“Good evening, and welcome to a private showing of three paintings, displayed here for the first time. Each is a collector’s item in its own way—not because of any special artistic quality, but because each captures on a canvas, suspends in time and space, a frozen moment of a nightmare.”
With those words—five years after the cancellation of The Twilight Zone—creator-host Rod Serling once again introduced television viewers to a fantasy anthology series that would shatter the traditional and often mundane video landscape. Serling viewed Night Gallery as a logical extension of The Twilight Zone, but while both series shared an interest in thought-provoking dark fantasy, the lion’s share of Zone‘s offerings were science fiction while Night Gallery focused on the other side of the genre: horror and the supernatural.

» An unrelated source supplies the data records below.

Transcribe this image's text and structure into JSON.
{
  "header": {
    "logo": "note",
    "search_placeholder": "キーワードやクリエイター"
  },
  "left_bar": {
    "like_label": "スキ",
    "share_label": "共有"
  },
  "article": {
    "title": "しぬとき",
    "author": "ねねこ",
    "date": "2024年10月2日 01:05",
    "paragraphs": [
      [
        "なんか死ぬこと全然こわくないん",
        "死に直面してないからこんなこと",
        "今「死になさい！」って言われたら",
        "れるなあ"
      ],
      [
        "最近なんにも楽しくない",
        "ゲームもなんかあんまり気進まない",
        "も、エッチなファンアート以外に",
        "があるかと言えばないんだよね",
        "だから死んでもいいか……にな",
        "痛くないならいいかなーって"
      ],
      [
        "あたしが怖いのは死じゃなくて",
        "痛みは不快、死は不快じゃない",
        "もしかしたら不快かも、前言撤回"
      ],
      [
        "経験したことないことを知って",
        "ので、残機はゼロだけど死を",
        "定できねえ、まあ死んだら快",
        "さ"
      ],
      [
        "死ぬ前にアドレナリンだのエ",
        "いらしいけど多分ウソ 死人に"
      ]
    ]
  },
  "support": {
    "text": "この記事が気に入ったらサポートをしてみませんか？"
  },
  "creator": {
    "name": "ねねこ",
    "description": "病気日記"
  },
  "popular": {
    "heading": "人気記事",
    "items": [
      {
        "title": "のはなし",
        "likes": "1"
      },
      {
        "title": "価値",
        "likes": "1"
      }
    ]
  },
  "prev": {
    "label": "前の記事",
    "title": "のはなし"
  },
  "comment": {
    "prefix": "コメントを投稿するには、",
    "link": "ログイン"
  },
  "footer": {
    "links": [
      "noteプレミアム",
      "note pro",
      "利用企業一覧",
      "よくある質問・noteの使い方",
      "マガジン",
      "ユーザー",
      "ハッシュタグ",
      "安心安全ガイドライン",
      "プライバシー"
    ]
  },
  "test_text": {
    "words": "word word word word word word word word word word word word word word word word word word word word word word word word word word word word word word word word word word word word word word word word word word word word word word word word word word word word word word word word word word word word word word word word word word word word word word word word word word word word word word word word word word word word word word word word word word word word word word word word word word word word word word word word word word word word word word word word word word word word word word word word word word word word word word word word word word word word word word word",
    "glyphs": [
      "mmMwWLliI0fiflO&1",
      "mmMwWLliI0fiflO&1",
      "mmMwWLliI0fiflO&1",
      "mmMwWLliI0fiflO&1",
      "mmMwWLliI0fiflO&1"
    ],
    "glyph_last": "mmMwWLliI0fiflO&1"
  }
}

Night Gallery distinguished itself from the first. The 1969 pilot springboarded the career of Steven Spielberg, who, in his first industry job, directed silver-screen legend Joan Crawford in the film’s second segment, “Eyes.” Picked up as a series, Night Gallery‘s brief first season was televised along with three other series as part of NBC’s experimental programming wheel, Four in One. Earning an Emmy nomination for Serling’s poignant offering “They’re Tearing Down Tim Riley’s Bar,” the series was granted a full season in the next year, producing such memorable episodes as “Class of ’99,” “A Fear of Spiders,” “Silent Snow, Secret Snow,” “A Question of Fear,” “Pickman’s Model,” “Cool Air,” “Camera Obscura,” “The Messiah on Mott Street,” “Green Fingers,” “Lindemann’s Catch,” “The Sins of the Fathers,” and “The Caterpillar.”
Strains began to surface, however, between Serling and executive producer Jack Laird over Laird’s inclusion of a series of brief, comedic vignettes among the more serious entries, as well as unsanctioned changes to a handful of Serling’s scripts. Further complications ensued when the series was renewed for a third season. NBC cut Night Gallery down from an hour to a half hour, requesting additionally a refocus in the story material from the thoughtful to the lurid. Although the series brought off a few stylish turns out of this new format—”The Return of the Sorcerer,” “The Other Way Out,” “Something in the Woodwork”—few of the new segments matched the excellence of the previous seasons. NBC cancelled Night Gallery after 15 episodes.